Pak Idrus then explained to us how he was once an illegal logger. Fresh out of high school, motivated by earning his own living and supporting his family, he saw the forest as a place of abundant potential. But about 14 years ago, he was confronted by some fellow Dayak conservationists working for CIMTROP and he started to see the forest differently. “I realized that this forest wasn’t mine and these trees didn’t belong to me. This forest belongs to everyone and all the creatures that live in it.” Now he makes a good living by protecting this forest that is so integrally tied to his Dayak roots.
Over the past decade, Pak Idrus and his colleagues at CIMTROP have built hundreds of wood and earth dams in cooperation with the Borneo Nature Foundation as they work to block 18 illegal canals in this protected peat land forest. And today we have come to commemorate 7 of these dams that have been donated through the generosity of TRI friends and family as well as businesses that have ‘given a dam’ by making bulk orders of our products. So far this year TRI has donated 7 dams at about $400US each.
As a result of the Borneo Nature Foundation and CIMTROP joint effort to restore and protect the Sabangau forest over the past decade, large areas of this highly vulnerable and ancient peat land forest are being protected. This matters not just to a last stand for the world’s largest orangutan population that resides here, but also to millions of people affected by the haze of seasonal fires, and moreover to every living thing on Earth that is affected by climate change when these rich carbon sinks go up in flames.
As we hiked deeper into the dense forest next to the canal, I stepped onto a soft spot of peat and sunk into the wet forest floor up to my mid-thigh. A few meters away I see the first of a series of 26 dams on this canal that Pak Idrus and his CIMTROP comrades have constructed. They are installed every 50 meters to slow and disperse the flow of water contributing to the restoration and rehydration of this vast area. Their hard and persistent efforts are having an impact.

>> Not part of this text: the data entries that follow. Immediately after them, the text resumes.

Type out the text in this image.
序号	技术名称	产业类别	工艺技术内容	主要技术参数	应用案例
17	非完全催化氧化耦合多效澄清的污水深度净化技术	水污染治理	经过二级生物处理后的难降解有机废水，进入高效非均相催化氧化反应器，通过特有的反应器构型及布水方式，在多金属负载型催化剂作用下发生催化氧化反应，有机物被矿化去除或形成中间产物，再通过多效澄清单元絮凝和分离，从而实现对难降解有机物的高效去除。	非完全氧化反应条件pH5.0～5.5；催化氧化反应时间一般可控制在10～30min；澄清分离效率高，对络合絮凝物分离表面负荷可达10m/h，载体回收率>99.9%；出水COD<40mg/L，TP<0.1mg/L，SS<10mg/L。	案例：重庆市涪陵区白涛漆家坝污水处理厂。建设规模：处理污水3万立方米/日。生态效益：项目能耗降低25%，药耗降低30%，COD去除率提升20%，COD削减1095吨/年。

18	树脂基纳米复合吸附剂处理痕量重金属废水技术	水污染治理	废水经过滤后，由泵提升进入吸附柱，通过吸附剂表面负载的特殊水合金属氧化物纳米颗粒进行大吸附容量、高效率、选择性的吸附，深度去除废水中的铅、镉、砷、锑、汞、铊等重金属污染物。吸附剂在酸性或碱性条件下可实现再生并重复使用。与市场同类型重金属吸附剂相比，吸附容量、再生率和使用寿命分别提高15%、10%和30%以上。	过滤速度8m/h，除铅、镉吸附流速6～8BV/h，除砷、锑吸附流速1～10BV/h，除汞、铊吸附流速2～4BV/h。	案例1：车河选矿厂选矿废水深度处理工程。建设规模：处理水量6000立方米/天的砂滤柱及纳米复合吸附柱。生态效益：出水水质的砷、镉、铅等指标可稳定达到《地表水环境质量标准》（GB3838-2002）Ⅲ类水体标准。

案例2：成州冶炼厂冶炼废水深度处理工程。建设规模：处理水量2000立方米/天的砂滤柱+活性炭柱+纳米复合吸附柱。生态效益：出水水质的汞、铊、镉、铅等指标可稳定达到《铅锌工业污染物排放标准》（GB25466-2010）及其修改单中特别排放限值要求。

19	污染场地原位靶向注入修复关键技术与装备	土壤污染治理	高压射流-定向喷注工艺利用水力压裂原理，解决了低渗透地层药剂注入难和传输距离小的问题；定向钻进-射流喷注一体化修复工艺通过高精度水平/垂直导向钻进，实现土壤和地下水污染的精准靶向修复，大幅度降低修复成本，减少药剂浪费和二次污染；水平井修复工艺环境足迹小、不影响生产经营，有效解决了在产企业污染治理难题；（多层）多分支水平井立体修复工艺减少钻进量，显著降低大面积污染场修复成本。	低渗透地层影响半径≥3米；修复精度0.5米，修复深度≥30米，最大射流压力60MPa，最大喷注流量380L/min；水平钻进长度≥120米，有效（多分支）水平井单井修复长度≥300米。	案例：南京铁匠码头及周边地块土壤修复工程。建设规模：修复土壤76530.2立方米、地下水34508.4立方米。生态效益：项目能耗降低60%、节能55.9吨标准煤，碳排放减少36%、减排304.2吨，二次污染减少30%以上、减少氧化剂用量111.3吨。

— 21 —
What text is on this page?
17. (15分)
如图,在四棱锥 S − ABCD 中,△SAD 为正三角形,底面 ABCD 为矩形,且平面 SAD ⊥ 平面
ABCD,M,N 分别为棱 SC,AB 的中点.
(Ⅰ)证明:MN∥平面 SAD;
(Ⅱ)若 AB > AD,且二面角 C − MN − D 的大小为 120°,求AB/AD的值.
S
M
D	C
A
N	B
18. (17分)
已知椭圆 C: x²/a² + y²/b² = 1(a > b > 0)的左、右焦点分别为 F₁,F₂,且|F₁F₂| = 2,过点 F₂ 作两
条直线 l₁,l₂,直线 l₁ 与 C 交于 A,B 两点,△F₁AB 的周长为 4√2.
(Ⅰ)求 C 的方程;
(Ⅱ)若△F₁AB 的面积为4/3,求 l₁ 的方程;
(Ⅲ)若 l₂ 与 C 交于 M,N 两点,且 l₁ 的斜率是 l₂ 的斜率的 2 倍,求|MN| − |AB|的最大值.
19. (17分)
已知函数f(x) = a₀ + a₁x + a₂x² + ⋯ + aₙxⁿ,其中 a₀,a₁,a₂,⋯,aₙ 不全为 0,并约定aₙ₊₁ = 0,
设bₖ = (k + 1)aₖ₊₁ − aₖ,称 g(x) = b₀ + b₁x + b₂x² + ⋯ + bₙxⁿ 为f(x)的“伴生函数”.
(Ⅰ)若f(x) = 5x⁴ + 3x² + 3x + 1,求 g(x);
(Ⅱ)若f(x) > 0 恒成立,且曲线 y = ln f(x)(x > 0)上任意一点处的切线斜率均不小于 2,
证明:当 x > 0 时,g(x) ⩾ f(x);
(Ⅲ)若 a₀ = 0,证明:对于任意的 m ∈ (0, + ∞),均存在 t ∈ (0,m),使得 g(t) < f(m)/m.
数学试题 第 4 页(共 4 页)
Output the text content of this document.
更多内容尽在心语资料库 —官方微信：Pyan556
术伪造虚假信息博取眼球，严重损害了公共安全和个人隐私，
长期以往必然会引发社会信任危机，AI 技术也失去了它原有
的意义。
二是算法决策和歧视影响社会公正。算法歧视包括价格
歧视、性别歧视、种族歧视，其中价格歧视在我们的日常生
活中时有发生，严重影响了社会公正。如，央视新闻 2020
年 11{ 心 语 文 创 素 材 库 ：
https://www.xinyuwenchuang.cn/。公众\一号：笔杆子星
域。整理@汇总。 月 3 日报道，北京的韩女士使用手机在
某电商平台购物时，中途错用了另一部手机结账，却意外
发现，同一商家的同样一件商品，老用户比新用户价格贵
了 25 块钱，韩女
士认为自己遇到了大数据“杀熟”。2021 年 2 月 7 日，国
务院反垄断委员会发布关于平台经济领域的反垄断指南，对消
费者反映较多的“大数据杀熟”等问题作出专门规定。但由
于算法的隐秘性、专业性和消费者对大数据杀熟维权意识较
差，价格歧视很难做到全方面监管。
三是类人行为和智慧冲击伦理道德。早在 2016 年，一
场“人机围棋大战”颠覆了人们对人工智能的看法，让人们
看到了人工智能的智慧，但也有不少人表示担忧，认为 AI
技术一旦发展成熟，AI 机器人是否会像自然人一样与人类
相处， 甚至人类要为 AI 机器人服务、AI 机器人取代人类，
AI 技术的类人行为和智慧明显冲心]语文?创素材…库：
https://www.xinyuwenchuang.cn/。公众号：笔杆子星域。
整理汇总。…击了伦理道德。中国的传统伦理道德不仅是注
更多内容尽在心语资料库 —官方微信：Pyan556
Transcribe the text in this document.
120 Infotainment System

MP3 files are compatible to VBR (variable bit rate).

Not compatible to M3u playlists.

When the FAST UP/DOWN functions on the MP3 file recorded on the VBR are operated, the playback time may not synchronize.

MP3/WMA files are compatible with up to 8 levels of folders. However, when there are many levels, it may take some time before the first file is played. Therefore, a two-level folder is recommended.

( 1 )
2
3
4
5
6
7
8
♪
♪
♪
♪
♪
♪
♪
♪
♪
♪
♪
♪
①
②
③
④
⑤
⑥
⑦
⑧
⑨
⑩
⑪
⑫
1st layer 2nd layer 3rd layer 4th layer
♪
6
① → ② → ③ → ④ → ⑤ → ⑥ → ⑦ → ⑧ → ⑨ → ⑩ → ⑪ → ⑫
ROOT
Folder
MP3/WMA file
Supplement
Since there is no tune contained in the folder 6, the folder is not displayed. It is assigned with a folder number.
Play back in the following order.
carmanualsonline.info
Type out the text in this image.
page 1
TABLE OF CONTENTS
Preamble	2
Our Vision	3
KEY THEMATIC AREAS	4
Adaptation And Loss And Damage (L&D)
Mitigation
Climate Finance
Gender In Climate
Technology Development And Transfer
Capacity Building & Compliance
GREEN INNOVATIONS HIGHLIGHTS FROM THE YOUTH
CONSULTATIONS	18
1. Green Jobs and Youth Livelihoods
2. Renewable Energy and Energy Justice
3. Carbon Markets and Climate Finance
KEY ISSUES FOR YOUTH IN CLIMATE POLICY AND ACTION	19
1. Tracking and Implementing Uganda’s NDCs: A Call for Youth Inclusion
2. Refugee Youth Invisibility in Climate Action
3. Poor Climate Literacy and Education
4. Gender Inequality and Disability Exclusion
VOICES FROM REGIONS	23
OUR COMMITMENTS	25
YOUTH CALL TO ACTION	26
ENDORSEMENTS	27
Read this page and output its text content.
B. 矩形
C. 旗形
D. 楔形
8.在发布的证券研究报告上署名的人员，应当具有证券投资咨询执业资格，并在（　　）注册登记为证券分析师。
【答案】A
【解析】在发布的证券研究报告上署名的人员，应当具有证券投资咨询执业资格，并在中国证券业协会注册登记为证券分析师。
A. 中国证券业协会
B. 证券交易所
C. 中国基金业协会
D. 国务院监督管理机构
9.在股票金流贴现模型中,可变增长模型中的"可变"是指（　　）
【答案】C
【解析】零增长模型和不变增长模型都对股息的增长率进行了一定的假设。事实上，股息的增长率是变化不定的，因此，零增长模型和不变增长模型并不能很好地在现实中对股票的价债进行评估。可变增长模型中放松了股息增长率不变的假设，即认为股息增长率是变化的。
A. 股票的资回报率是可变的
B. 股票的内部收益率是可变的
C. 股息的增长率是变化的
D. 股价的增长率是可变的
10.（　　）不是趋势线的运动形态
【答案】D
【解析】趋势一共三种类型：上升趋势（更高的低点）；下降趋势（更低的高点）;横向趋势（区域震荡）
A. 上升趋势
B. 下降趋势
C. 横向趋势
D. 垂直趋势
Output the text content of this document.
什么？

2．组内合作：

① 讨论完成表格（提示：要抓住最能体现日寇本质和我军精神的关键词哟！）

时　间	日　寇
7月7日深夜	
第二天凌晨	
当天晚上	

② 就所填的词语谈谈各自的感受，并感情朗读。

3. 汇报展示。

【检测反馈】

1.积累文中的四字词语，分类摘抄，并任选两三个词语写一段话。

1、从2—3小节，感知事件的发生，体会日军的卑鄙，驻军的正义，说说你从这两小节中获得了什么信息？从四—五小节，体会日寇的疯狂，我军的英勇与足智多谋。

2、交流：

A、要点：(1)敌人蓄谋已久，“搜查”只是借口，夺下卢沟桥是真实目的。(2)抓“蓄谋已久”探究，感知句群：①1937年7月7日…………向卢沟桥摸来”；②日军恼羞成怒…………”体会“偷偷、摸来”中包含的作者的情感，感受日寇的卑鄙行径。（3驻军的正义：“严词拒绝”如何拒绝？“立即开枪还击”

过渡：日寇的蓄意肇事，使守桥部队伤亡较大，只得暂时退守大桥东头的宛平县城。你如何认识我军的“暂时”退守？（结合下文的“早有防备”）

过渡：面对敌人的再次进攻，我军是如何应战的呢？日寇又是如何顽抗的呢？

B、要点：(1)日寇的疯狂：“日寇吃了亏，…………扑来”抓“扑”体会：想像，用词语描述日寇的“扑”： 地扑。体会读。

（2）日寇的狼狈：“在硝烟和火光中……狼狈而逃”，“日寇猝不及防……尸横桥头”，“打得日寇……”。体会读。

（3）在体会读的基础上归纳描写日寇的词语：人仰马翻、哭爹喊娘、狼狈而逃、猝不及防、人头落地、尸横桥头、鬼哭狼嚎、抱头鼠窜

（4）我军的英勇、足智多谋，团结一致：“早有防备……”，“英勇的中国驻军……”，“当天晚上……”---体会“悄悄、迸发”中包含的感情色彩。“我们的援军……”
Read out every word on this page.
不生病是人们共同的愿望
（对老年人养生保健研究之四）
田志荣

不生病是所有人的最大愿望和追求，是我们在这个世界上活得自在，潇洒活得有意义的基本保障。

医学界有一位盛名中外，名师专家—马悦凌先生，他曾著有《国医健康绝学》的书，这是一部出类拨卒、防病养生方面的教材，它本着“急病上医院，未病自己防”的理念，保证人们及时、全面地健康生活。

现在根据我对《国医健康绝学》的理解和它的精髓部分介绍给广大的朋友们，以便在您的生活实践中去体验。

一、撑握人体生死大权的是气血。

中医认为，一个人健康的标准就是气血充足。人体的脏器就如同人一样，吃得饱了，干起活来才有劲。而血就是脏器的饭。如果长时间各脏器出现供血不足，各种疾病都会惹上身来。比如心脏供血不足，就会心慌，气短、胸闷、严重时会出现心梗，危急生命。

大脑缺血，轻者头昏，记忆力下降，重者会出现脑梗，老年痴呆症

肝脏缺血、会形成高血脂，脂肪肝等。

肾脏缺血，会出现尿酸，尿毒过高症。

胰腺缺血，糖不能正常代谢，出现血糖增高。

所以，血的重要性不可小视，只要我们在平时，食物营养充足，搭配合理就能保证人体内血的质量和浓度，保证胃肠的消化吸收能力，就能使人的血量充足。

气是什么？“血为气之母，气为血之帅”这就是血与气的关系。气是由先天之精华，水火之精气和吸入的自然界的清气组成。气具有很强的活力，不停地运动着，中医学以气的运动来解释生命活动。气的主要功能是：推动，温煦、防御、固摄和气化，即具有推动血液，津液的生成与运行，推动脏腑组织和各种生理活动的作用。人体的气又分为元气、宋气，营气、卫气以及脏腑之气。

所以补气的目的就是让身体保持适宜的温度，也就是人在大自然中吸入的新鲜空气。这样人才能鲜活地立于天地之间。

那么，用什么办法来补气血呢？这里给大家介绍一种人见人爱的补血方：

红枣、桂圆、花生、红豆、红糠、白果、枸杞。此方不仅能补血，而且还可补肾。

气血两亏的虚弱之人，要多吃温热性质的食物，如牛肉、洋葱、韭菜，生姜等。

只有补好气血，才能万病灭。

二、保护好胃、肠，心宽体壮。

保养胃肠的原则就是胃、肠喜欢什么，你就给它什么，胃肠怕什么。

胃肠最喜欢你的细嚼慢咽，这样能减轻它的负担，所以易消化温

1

Planting bamboo commemorative signs carved with the names of family and friends who have trusted us with their donations was a moving experience. Aside from a small handful of patrols, humans are unlikely to lay eyes on these markers. But we dream of orangutans, sun bears, clouded leopards, gibbons, langurs and their forest friends repopulating this forest. And perhaps those creatures might just have some inner knowing that humans both local and from the furthest corners of our planet gave a dam for their survival.